As actividades inerentes à iniciativa “De Lisboa a Lisboa”, que atingiram o seu ponto alto durante o encontro de todos estes peritos em Lisboa nos passados dias 9 e 10 de Março, tiveram precisamente como principal objectivo reflectir e apresentar propostas sobre diferentes cenários e áreas de intervenção em termos de protecção social, inclusão social e combate à pobreza.
Tratando-se de um evento em parceria com o Governo Português, estamos certos de que os contributos desta iniciativa, cujos resultados no formato de uma publicação serão apresentados muito em breve, poderão contribuir para a futura agenda da Presidência Portuguesa da União Europeia nesta área, no sentido de que esta possa assumir um forte papel num regresso a uma verdadeira estratégia europeia de Inclusão Social.

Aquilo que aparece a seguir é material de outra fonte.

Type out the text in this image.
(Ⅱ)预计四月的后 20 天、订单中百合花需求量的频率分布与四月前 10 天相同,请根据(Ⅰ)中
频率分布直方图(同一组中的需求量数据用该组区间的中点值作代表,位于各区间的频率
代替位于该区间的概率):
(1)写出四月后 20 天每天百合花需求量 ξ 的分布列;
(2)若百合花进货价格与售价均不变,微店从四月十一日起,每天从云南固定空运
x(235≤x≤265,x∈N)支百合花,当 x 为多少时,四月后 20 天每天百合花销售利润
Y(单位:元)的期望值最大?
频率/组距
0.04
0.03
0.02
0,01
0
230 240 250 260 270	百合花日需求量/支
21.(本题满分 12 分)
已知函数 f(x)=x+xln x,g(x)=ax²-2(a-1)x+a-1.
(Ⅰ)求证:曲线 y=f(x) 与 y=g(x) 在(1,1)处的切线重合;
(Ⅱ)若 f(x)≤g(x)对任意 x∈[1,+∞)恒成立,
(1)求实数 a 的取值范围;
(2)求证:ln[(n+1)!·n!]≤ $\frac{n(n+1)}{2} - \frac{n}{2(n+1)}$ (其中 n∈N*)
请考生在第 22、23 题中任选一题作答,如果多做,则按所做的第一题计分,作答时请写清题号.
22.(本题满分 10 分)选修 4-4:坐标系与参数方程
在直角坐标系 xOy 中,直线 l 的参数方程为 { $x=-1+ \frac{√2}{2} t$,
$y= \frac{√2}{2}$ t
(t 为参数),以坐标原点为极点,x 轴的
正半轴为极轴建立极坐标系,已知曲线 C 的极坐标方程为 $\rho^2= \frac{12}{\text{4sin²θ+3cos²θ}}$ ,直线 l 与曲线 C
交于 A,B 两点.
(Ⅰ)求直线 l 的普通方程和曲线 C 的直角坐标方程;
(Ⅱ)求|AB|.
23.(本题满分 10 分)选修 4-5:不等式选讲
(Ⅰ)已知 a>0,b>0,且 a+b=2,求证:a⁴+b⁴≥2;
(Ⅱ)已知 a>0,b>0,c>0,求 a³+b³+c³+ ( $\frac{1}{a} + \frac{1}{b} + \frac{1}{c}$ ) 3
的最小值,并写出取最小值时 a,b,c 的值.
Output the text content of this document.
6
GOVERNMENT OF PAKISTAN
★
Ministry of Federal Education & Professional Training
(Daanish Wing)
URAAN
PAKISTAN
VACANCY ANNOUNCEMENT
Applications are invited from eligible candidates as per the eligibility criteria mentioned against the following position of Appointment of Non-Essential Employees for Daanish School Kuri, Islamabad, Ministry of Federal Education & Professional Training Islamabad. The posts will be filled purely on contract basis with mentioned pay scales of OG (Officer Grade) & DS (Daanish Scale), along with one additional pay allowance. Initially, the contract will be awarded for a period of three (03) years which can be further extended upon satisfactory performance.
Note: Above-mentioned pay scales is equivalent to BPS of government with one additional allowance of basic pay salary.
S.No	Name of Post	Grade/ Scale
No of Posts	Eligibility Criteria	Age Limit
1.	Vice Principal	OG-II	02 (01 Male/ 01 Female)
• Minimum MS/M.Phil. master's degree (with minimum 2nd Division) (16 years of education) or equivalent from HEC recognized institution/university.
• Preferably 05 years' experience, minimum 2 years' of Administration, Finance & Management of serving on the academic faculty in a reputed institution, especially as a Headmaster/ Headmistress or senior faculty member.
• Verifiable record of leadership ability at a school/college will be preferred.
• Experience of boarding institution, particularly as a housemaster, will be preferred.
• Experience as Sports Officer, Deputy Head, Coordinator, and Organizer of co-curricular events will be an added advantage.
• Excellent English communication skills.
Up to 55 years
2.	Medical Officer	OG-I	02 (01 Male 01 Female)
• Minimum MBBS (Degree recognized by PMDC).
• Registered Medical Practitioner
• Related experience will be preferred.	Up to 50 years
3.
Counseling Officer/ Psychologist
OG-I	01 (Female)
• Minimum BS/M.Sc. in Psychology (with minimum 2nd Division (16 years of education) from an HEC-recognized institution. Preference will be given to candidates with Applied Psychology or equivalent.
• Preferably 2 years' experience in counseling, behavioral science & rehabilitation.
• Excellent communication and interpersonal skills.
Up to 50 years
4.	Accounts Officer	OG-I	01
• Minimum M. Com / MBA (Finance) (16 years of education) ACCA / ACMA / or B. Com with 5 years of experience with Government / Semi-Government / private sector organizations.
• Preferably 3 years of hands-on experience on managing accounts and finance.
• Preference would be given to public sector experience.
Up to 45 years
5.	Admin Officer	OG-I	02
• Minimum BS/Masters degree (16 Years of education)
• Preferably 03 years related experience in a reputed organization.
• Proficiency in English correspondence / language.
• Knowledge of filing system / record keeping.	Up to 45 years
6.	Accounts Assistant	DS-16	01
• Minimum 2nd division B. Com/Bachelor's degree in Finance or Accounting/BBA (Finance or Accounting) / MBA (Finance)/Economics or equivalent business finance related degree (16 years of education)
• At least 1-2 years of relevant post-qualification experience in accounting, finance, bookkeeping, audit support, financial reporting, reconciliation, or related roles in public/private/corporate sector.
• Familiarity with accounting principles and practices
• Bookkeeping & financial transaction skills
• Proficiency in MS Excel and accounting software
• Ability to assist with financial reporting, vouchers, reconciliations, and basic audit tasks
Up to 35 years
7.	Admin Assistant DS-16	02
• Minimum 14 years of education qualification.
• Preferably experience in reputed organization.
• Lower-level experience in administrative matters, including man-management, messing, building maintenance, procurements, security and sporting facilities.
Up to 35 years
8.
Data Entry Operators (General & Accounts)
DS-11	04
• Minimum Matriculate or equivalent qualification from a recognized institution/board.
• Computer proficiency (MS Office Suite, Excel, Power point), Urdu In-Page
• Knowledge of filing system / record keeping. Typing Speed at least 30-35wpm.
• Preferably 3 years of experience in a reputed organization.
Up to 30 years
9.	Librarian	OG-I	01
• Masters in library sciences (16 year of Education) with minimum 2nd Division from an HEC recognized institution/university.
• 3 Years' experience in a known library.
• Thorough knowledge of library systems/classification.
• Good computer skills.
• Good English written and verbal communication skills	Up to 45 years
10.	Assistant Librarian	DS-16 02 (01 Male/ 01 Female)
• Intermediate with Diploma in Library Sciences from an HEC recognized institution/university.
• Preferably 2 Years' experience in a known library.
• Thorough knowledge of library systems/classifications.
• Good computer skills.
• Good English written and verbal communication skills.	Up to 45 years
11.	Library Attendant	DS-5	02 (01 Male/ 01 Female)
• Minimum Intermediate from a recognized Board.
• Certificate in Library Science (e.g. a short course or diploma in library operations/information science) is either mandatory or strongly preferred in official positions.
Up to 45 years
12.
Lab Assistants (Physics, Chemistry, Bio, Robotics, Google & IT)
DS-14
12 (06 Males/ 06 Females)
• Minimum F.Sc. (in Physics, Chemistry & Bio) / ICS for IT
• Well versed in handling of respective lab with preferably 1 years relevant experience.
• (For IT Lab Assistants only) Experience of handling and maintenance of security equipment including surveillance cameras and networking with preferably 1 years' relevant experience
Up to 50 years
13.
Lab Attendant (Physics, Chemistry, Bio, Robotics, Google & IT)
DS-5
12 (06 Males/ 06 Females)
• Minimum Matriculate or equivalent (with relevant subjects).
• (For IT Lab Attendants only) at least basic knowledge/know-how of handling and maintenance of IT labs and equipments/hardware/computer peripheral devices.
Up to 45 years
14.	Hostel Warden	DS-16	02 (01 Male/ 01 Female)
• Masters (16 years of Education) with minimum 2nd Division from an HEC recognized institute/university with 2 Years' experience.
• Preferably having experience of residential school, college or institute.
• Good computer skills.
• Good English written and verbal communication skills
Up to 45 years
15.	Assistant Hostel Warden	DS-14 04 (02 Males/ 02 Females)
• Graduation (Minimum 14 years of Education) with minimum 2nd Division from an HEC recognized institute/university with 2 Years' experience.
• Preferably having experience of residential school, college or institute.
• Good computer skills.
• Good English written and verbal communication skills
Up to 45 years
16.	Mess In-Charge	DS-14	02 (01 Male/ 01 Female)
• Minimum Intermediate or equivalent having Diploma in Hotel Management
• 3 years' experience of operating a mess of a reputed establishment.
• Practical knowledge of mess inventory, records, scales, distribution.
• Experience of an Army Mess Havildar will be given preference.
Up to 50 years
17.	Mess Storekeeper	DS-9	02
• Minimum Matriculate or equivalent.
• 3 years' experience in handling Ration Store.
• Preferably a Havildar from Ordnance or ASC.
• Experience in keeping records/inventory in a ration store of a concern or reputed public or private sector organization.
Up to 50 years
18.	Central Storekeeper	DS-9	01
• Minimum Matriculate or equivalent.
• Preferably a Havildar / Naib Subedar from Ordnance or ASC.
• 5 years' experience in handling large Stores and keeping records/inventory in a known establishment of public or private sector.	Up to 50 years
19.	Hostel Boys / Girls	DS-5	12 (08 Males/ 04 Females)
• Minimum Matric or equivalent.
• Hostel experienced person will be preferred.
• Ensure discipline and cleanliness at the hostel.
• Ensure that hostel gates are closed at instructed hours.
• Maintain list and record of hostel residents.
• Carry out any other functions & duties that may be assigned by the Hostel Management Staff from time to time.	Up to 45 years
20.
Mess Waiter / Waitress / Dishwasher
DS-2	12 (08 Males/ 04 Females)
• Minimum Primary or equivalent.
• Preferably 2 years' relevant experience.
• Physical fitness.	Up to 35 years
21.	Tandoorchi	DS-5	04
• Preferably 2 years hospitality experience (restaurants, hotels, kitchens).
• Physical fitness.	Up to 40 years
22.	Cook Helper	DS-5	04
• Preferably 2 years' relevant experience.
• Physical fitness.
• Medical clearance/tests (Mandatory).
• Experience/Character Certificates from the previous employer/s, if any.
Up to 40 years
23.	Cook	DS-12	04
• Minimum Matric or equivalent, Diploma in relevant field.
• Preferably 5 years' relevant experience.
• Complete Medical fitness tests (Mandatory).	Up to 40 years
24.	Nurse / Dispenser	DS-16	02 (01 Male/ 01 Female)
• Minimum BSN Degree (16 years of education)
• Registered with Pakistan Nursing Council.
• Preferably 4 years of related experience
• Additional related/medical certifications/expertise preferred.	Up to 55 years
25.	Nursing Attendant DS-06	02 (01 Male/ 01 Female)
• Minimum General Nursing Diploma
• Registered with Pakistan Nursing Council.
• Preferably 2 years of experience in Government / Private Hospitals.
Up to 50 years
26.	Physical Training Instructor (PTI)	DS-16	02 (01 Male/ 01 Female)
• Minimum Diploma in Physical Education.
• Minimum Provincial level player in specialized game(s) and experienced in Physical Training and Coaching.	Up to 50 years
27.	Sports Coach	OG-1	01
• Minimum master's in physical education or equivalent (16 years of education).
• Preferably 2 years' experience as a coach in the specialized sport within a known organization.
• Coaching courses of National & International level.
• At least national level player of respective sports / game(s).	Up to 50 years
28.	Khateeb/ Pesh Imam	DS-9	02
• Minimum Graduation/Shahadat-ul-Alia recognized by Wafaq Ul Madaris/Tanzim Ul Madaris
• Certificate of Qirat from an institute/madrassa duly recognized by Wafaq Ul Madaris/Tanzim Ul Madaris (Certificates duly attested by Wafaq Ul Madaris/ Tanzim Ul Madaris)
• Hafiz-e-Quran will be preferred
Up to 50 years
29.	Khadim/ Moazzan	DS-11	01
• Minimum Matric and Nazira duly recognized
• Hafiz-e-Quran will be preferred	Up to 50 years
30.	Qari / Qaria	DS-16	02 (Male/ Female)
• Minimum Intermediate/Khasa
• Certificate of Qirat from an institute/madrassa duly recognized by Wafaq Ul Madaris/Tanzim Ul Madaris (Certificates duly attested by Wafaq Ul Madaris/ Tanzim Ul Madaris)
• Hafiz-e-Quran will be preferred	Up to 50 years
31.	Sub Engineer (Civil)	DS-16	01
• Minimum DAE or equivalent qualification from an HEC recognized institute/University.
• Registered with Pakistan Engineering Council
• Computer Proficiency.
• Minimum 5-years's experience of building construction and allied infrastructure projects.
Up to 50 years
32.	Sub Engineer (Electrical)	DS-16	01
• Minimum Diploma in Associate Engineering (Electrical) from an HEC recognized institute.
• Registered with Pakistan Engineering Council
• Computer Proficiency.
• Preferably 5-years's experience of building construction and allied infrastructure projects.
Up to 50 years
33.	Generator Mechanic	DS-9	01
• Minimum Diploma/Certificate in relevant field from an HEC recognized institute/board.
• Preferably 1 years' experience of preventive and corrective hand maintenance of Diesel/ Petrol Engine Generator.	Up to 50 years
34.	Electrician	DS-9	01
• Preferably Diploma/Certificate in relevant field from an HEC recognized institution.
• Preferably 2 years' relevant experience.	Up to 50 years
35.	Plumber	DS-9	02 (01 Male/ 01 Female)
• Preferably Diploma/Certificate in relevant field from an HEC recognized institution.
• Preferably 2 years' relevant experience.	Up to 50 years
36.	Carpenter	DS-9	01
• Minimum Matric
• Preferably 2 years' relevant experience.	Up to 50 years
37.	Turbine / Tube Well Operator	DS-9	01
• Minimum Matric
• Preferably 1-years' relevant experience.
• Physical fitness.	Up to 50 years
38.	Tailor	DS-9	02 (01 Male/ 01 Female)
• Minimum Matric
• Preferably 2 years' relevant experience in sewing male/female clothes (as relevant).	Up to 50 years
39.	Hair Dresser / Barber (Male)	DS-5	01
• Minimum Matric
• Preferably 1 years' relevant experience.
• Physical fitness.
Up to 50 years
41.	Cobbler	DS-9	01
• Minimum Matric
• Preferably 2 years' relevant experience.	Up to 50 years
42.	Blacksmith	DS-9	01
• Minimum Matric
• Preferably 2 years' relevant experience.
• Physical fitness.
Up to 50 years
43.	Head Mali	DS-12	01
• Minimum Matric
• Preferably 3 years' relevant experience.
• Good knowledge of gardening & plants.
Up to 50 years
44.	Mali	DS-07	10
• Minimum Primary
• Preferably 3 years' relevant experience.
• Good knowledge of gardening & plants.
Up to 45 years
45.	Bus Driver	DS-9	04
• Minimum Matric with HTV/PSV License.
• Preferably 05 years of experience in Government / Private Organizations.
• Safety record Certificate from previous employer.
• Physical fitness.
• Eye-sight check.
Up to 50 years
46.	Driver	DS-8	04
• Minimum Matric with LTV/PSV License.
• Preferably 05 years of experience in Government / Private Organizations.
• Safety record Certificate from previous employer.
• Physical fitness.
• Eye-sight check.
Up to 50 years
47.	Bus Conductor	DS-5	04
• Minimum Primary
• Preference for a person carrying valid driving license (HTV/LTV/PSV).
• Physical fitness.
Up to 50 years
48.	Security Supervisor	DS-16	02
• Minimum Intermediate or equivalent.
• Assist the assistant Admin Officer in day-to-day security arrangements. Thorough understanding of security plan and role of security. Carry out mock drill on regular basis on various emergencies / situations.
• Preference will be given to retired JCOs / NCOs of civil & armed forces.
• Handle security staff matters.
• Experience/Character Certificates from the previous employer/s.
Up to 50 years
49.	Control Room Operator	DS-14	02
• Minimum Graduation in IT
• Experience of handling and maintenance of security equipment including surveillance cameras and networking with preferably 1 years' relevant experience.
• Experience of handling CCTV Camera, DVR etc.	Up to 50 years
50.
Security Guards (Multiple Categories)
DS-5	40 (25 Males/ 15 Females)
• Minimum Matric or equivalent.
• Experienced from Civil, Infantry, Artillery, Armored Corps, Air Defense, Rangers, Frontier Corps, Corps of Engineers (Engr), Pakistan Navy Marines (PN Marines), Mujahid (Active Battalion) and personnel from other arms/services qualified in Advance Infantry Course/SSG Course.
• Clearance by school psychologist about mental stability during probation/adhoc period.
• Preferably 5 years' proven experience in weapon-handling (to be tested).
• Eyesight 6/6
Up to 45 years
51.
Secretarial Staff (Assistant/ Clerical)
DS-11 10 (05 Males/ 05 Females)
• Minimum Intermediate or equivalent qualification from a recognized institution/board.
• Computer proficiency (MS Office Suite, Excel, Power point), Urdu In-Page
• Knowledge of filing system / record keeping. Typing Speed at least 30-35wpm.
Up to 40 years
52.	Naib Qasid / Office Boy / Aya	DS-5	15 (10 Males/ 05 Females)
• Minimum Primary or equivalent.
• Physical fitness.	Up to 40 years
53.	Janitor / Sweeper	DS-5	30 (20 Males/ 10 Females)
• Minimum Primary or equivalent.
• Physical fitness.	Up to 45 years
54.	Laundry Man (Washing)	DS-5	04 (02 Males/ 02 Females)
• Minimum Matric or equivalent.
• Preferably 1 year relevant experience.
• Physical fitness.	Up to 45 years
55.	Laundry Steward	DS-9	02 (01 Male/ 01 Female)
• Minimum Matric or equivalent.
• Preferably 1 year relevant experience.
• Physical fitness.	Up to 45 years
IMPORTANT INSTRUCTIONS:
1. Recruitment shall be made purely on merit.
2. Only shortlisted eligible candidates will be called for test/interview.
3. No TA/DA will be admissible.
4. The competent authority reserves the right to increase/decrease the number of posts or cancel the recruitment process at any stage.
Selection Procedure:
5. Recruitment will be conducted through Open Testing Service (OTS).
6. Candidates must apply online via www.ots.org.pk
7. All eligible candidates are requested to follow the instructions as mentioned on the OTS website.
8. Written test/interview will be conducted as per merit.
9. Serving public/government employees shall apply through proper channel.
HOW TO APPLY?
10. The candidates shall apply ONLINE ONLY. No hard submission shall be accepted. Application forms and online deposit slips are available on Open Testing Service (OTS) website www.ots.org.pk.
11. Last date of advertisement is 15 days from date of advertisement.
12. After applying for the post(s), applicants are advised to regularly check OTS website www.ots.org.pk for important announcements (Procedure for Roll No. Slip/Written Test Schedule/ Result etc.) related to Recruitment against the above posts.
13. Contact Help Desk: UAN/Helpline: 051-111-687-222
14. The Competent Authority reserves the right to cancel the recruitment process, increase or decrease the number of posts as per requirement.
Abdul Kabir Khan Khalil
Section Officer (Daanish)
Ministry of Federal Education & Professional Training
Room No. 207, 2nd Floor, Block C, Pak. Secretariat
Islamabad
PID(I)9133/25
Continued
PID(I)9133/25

Portugal tem particulares responsabilidades e uma inequívoca legitimidade nesta matéria que deve saber utilizar.
Sabemos que este é o sentir e também a vontade do Governo Português, de resto já por várias vezes expressa pelo Ministro do Trabalho e da Solidariedade Social.
É nossa expectativa que, uma vez mais, os nossos esforços possam contribuir para que a Presidência Portuguesa da União Europeia concretize a possibilidade de um regresso a Lisboa auspicioso em termos de coesão social, onde o combate à pobreza e exclusão social possa ganhar um novo élan e onde a União Europeia possa regressar ao seu projecto fundacional: uma Europa dos cidadãos, de todos, para todos e com todos.